Operating a more modern offense comes naturally to Burrow, who began his career at Ohio State under Urban Meyer. He’s thrived in it this spring, according to Orgeron. It’ll be largely up to Brady to make sure the wide receivers adapt right along with the guy who’ll be throwing them the ball.
The 28-year-old assistant will inherit a more experienced group by virtue of LSU having so many returning players who spent a year being drilled by Sullivan on the technical aspects of the position.
Jefferson is a bona fide go-to receiver in the Southeastern Conference. Ja’Marr Chase flashed superstar potential in a breakout Fiesta Bowl. Terrace Marshall, a former top-ranked recruit, is back to full strength. Dee Anderson, Stephen Sullivan, Derrick Dillon and Jonathan Giles are veteran options. Blue chip freshmen Trey Palmer and Devonta Lee will arrive on campus this summer.
There’s only one ball, so you wonder how Burrow can keep all those mouths fed. According to Orgeron, LSU will operate at such a pace that it is essential to have as many receivers as possible who can rotate in, understand their role and make plays.
“We go so fast on offense that we’re going to have to use a lot of guys,” Orgeron said. “We’re going to play some four-wide, primarily out of a three-wide set.

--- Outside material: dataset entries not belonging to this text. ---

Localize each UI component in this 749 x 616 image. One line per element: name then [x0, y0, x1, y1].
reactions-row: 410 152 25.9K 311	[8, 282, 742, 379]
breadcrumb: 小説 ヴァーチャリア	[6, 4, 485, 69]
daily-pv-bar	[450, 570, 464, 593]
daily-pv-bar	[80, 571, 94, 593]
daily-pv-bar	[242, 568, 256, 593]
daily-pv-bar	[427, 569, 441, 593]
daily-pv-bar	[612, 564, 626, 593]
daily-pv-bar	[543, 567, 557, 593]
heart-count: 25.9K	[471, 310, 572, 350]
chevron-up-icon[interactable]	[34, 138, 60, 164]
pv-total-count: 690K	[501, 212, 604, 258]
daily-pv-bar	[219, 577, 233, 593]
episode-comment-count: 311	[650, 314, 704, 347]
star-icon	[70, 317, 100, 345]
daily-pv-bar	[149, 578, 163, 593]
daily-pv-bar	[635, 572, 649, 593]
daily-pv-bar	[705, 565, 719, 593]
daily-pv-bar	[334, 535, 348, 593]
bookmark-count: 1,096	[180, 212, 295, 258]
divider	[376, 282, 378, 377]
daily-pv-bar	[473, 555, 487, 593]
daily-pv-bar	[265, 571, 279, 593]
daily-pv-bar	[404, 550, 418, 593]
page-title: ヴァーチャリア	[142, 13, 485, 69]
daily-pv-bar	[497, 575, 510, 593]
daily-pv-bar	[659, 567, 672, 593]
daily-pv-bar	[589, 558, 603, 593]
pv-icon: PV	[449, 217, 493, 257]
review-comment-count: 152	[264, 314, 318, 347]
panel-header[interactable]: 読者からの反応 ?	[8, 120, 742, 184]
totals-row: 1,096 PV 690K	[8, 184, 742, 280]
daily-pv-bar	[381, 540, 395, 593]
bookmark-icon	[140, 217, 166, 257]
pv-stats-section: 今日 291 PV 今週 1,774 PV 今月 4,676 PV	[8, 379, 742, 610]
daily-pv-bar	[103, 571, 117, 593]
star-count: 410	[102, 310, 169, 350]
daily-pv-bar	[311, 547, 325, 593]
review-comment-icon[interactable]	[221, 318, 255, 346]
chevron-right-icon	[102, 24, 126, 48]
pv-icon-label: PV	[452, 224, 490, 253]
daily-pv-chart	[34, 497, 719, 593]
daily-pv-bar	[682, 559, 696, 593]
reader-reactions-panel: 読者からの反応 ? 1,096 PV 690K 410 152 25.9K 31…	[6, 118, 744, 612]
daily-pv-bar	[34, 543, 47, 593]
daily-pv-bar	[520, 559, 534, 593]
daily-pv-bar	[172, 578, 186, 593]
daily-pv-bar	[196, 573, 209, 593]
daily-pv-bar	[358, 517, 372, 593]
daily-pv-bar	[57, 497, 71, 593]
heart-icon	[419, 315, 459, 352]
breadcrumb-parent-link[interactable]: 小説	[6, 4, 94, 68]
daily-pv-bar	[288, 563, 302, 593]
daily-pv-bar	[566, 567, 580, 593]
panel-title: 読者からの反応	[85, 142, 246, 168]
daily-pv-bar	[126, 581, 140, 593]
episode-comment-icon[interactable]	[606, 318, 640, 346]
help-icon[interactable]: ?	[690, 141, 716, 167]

I think most of those guys are going to get some opportunities.”
Players on the other side of the ball have taken notice of the new speed with which the LSU offense is operating.
Especially the few, the proud, the healthy defensive linemen who’re taking major reps this spring with so many of their teammates banged up.
“They’re really fast, they go fast,” confirmed defensive lineman Breiden Fehoko. “Having Joe back for a second year with all the receivers we’ve got, they’ve been doing good. Selfishly, I don’t like the tempo they’re going at because it’s really fast, but it’s eye-opening. They can move the ball for sure.”